See this older question and its answers for an earlier incarnation of this projective linear transformation in this context. There was no need to identify the cubic factors there. I only posted this because I had never noticed that difference of three. Undoubtedly that is a known fact given that this particular Möbius transformation appears regularly.

Answer 2

My approach is almost certainly not what the author had in mind, but this technique seems quite effective:

If $\alpha$ is a root of a cubic factor in some extension, then by Vieta the constant term of the cubic factor is $- \alpha \cdot \alpha^5 \cdot \alpha^{25} = -\alpha^{31}.$

So compute $x^{31}$ modulo $x^6+x+1$ in $\mathbb{F}_5[x]$: $$\begin{align*} x^6 &\equiv -x - 1\\ x^{30} &\equiv -x^5 -1 \\ x^{31} &\equiv -x^6 - x \\ &\equiv 1, \end{align*}$$

This means $-\alpha^{31} = -1$ for every root $\alpha$ of $x^6+x+1$, so both cubic factors have constant term $-1$. (This computation also rules out the possibility of quadratic or linear factors: all such factors divide $x^{25}-x$, and only $x-1$ divides both $x^{25}-x$ and $x^{31}-1$.)

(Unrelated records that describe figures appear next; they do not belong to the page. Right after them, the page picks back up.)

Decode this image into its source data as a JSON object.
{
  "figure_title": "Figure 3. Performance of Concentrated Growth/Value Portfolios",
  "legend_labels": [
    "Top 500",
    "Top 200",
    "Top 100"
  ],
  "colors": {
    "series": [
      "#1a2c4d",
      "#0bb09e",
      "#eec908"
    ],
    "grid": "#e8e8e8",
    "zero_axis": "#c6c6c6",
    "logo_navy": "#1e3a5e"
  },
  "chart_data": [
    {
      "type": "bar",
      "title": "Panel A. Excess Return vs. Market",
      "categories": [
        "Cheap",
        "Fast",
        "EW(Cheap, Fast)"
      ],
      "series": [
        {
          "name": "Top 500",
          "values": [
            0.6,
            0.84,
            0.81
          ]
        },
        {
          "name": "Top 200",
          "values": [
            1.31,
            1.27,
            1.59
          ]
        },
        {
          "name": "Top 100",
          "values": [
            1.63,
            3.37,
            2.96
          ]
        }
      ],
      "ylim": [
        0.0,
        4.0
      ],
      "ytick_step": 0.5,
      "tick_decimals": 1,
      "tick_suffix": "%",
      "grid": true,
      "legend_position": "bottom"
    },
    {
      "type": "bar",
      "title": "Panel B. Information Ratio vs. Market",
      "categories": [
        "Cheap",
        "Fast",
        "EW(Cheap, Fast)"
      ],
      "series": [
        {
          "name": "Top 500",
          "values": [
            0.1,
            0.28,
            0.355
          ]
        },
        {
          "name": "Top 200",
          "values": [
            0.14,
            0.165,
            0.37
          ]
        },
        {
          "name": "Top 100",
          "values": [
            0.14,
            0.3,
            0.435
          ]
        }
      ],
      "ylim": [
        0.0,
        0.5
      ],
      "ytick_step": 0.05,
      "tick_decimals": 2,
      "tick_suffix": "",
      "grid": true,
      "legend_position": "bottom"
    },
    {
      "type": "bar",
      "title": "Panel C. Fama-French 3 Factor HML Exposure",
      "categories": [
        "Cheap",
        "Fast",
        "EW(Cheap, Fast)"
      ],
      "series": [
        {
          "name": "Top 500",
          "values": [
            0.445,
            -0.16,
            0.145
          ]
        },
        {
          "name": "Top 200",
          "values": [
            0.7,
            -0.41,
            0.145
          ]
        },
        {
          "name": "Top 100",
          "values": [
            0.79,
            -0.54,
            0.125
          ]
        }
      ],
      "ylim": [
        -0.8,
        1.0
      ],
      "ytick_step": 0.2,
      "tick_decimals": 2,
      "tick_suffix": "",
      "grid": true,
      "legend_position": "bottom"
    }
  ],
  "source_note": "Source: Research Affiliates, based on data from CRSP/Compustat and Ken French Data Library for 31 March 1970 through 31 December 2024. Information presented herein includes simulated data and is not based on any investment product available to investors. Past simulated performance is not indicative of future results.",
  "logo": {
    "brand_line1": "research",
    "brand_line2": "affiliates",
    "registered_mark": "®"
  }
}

So each cubic factor looks like $x^3 + xL(x) -1$, where $L(x)$ is a degree $1$ polynomial in $\mathbb{F}_5[x]$.

This means we are looking for linear polynomials $L_1(x)$ and $L_2(x)$ such that $$ \begin{align*} x^6 + x + 1 &= (x^3 + x\,L_1(x) - 1)\cdot (x^3 + x\,L_2(x)-1) \\ &= (x^3-1)^2 + x(x^3-1)\cdot(L_1(x)+L_2(x)) + x^2\cdot L_1(x)L_2(x). \end{align*} $$ It's worth noting that a decomposition of the form $$ (x^3-1)^2 + x(x^3-1)\cdot \text{ linear } + x^2 \cdot \text{ quadratic }$$ is unique, as the linear term can be determined from the $x^5$ and $x^1$ coefficients, and then the quadratic factor can be solved for. Here we have $$x^6 + x + 1 = (x^3-1)^2 + x(x^3-1)\cdot (-1) + x^2\cdot(x^2+2x)$$ so $$ \begin{align*} L_1(x) + L_2(x) &= -1 \\ L_1(x) \cdot L_2(x) &= x^2 + 2x \end{align*} $$ and we can use (for example) the quadratic formula to find $L_1$ and $L_2$: $$ \begin{align*} L_1(x), \; L_2(x) &= \frac{-1 \pm \sqrt{-4x^2-8x+1}}{2} \\ &= \frac{-1\pm\sqrt{x^2+2x+1}}{2} \qquad \text{ (reminder: coefficients are in $\mathbb{F}_5$)} \\ &= -2x, \; 2x-1. \end{align*} $$ So $x^6+x+1 = (x^3-2x^2-1)(x^3+2x^2-x-1)$ in $\mathbb{F}_5[x]$.